Кругом полно местоимений, желающих твоё место,
Слияния с эго, с веком, с протестом. Играй всегда престо
На рулетке или фортепиано – что разницы? Хотя и странно,
Что переоценка ценностей обретает форму стакана. Данный
Предмет исключает только лишнюю борьбу с видами,
Взглядами, пускай и в меньшей степени, нежели с выдуманными
Заболеваниями сердца. Довольствуйся минорной терцией,
Ибо в противном есть вероятность поперхнуться волною Герца.
Называйся чем-либо только тогда, когда становишься лишним.
Ты живёшь на последнем, к чему тебе те, кто на нижнем… Всевышним
Затыкают обычно лишь брешь в понимании вечности.
Бездействуй, покуда ещё ощущаешь конечности.
Принцип ставь всегда во главу угла, вернее в угол или к стенке,
Ведь даже предметы в комнате не нуждаются в твоей оценке,
Чтоб иметь возможность походить на комнату и за её пределами
Быть такими же полыми, а зачастую и бестелыми.

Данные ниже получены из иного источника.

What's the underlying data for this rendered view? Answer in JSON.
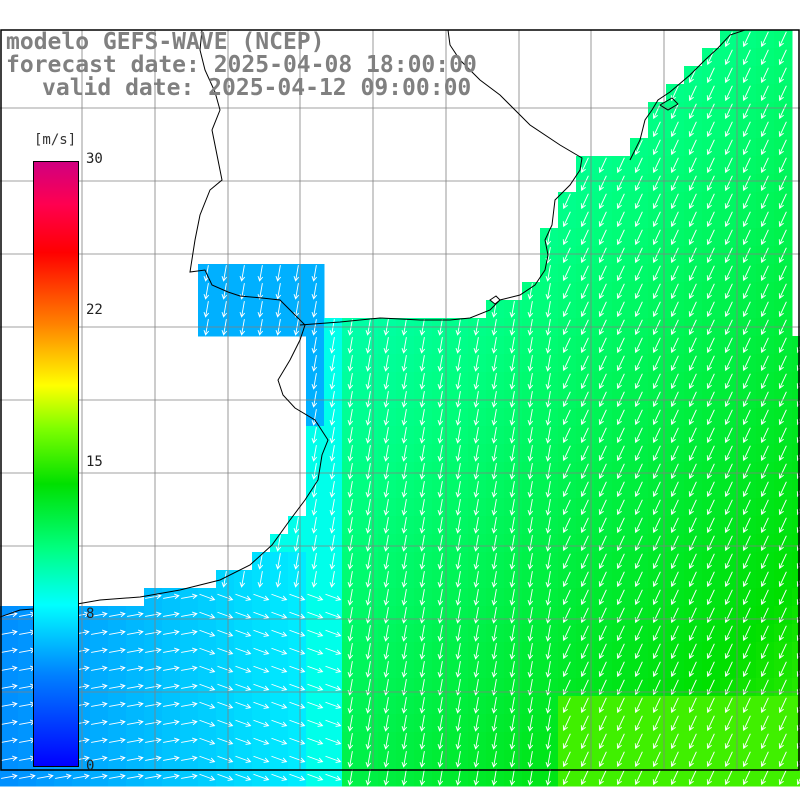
{
  "header": {
    "line1": "modelo GEFS-WAVE (NCEP)",
    "line2": "forecast date: 2025-04-08 18:00:00",
    "line3": "valid date: 2025-04-12 09:00:00"
  },
  "colorbar": {
    "unit": "[m/s]",
    "min": 0,
    "max": 30,
    "ticks": [
      {
        "value": 30,
        "label": "30"
      },
      {
        "value": 22,
        "label": "22"
      },
      {
        "value": 15,
        "label": "15"
      },
      {
        "value": 8,
        "label": "8"
      },
      {
        "value": 0,
        "label": "0"
      }
    ],
    "colors": [
      "#0000ff",
      "#0080ff",
      "#00ffff",
      "#00ff80",
      "#00e000",
      "#80ff00",
      "#ffff00",
      "#ff8000",
      "#ff0000",
      "#d00080"
    ]
  },
  "map": {
    "land_color": "#ffffff",
    "coast_color": "#000000",
    "grid_color": "#808080",
    "arrow_color": "#ffffff",
    "field": "wind speed and direction"
  }
}
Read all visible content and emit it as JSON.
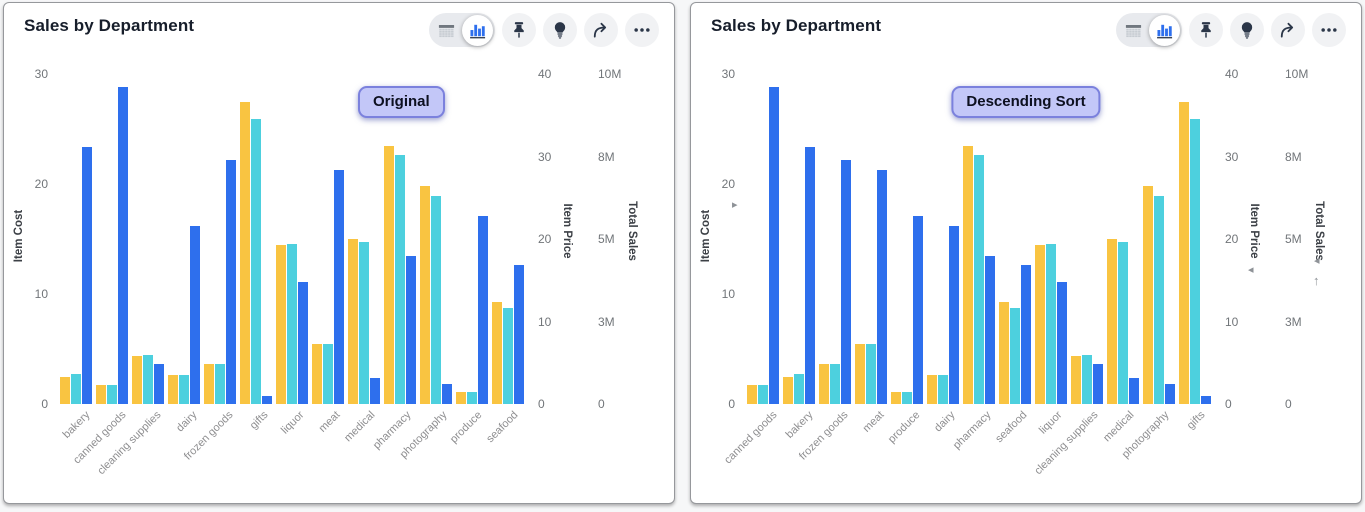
{
  "colors": {
    "yellow": "#F9C441",
    "cyan": "#4DD0DE",
    "blue": "#2E6FED",
    "icon": "#2B3648",
    "badge_bg": "#C3C7F8",
    "badge_border": "#7B81DD"
  },
  "toolbar": {
    "toggle": [
      {
        "icon": "table-icon",
        "selected": false
      },
      {
        "icon": "bar-chart-icon",
        "selected": true
      }
    ],
    "buttons": [
      {
        "icon": "pin-icon",
        "name": "pin-button"
      },
      {
        "icon": "lightbulb-icon",
        "name": "insights-button"
      },
      {
        "icon": "share-icon",
        "name": "share-button"
      },
      {
        "icon": "more-icon",
        "name": "more-options-button"
      }
    ]
  },
  "chart_data": [
    {
      "type": "bar",
      "title": "Sales by Department",
      "annotation": "Original",
      "legend": "none",
      "grid": false,
      "categories": [
        "bakery",
        "canned goods",
        "cleaning supplies",
        "dairy",
        "frozen goods",
        "gifts",
        "liquor",
        "meat",
        "medical",
        "pharmacy",
        "photography",
        "produce",
        "seafood"
      ],
      "series": [
        {
          "name": "Item Cost",
          "color_key": "yellow",
          "axis": "left",
          "axis_max": 30,
          "values": [
            2.5,
            1.7,
            4.4,
            2.6,
            3.6,
            27.5,
            14.5,
            5.5,
            15.0,
            23.5,
            19.8,
            1.1,
            9.3
          ]
        },
        {
          "name": "Item Price",
          "color_key": "cyan",
          "axis": "price",
          "axis_max": 40,
          "values": [
            3.7,
            2.3,
            6.0,
            3.5,
            4.8,
            34.5,
            19.4,
            7.3,
            19.6,
            30.2,
            25.2,
            1.5,
            11.7
          ]
        },
        {
          "name": "Total Sales",
          "color_key": "blue",
          "axis": "sales",
          "axis_max": 10,
          "unit": "M",
          "values": [
            7.8,
            9.6,
            1.2,
            5.4,
            7.4,
            0.25,
            3.7,
            7.1,
            0.8,
            4.5,
            0.6,
            5.7,
            4.2
          ]
        }
      ],
      "axes": {
        "left": {
          "label": "Item Cost",
          "max": 30,
          "ticks": [
            {
              "label": "30",
              "value": 30
            },
            {
              "label": "20",
              "value": 20
            },
            {
              "label": "10",
              "value": 10
            },
            {
              "label": "0",
              "value": 0
            }
          ]
        },
        "price": {
          "label": "Item Price",
          "max": 40,
          "ticks": [
            {
              "label": "40",
              "value": 40
            },
            {
              "label": "30",
              "value": 30
            },
            {
              "label": "20",
              "value": 20
            },
            {
              "label": "10",
              "value": 10
            },
            {
              "label": "0",
              "value": 0
            }
          ]
        },
        "sales": {
          "label": "Total Sales",
          "max": 10,
          "ticks": [
            {
              "label": "10M",
              "value": 10
            },
            {
              "label": "8M",
              "value": 7.5
            },
            {
              "label": "5M",
              "value": 5
            },
            {
              "label": "3M",
              "value": 2.5
            },
            {
              "label": "0",
              "value": 0
            }
          ]
        }
      },
      "sort_indicators": []
    },
    {
      "type": "bar",
      "title": "Sales by Department",
      "annotation": "Descending Sort",
      "legend": "none",
      "grid": false,
      "sorted_by": "Total Sales descending",
      "categories": [
        "canned goods",
        "bakery",
        "frozen goods",
        "meat",
        "produce",
        "dairy",
        "pharmacy",
        "seafood",
        "liquor",
        "cleaning supplies",
        "medical",
        "photography",
        "gifts"
      ],
      "series": [
        {
          "name": "Item Cost",
          "color_key": "yellow",
          "axis": "left",
          "axis_max": 30,
          "values": [
            1.7,
            2.5,
            3.6,
            5.5,
            1.1,
            2.6,
            23.5,
            9.3,
            14.5,
            4.4,
            15.0,
            19.8,
            27.5
          ]
        },
        {
          "name": "Item Price",
          "color_key": "cyan",
          "axis": "price",
          "axis_max": 40,
          "values": [
            2.3,
            3.7,
            4.8,
            7.3,
            1.5,
            3.5,
            30.2,
            11.7,
            19.4,
            6.0,
            19.6,
            25.2,
            34.5
          ]
        },
        {
          "name": "Total Sales",
          "color_key": "blue",
          "axis": "sales",
          "axis_max": 10,
          "unit": "M",
          "values": [
            9.6,
            7.8,
            7.4,
            7.1,
            5.7,
            5.4,
            4.5,
            4.2,
            3.7,
            1.2,
            0.8,
            0.6,
            0.25
          ]
        }
      ],
      "axes": {
        "left": {
          "label": "Item Cost",
          "max": 30,
          "ticks": [
            {
              "label": "30",
              "value": 30
            },
            {
              "label": "20",
              "value": 20
            },
            {
              "label": "10",
              "value": 10
            },
            {
              "label": "0",
              "value": 0
            }
          ]
        },
        "price": {
          "label": "Item Price",
          "max": 40,
          "ticks": [
            {
              "label": "40",
              "value": 40
            },
            {
              "label": "30",
              "value": 30
            },
            {
              "label": "20",
              "value": 20
            },
            {
              "label": "10",
              "value": 10
            },
            {
              "label": "0",
              "value": 0
            }
          ]
        },
        "sales": {
          "label": "Total Sales",
          "max": 10,
          "ticks": [
            {
              "label": "10M",
              "value": 10
            },
            {
              "label": "8M",
              "value": 7.5
            },
            {
              "label": "5M",
              "value": 5
            },
            {
              "label": "3M",
              "value": 2.5
            },
            {
              "label": "0",
              "value": 0
            }
          ]
        }
      },
      "sort_indicators": [
        {
          "axis": "item-cost",
          "glyph": "▸",
          "pos": "cost"
        },
        {
          "axis": "item-price",
          "glyph": "◂",
          "pos": "price"
        },
        {
          "axis": "total-sales",
          "glyph": "◂",
          "pos": "sales-1"
        },
        {
          "axis": "total-sales-direction",
          "glyph": "↑",
          "pos": "sales-2"
        }
      ]
    }
  ]
}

На улице не велика вероятность обретения слуха,
Даже когда полночь отвешивает тебе оплеуху.
Такой факт, как правило, остаётся бесполезной совокупностью
Твоих совершенных в одиночестве идей, почитаемых глупостью.
Не красней за тех, кто не имеет оттенка цвета,
И за себя тоже – дай волю воображению ультрафиолета.
Будь холстом, инертной связью со временем,
Исключая движение как таковое, лишённое процесса трения.
Не жалей никогда о том, что бывало недурно
С другими – в такие лица плевать, что в урну.
Твоя жизнь вся срезанная и смазанная,
Как обряд иудея, как всё вышесказанное,
И закончится она не завтра, не думай…
Все твои «за» станут не разницей с «против», а суммой.
Орошай сумерки инсоляцией своего видения мира.
Не создавай себе… – создавай из себя кумира.
Откажись от прямых и симметрий, рисуй сплошные окружности,
Дабы выигрывать хотя бы в отношении наружности,
Доступности, спорности и прочих способностей разрушения личности,
Гармонии единения и расторжения связи с логичностью.
Имей ценностью исключительно процесс распада собственного притяжения
К атомам, к Архимеду, к постоянной, к семяизвержению, к рождению.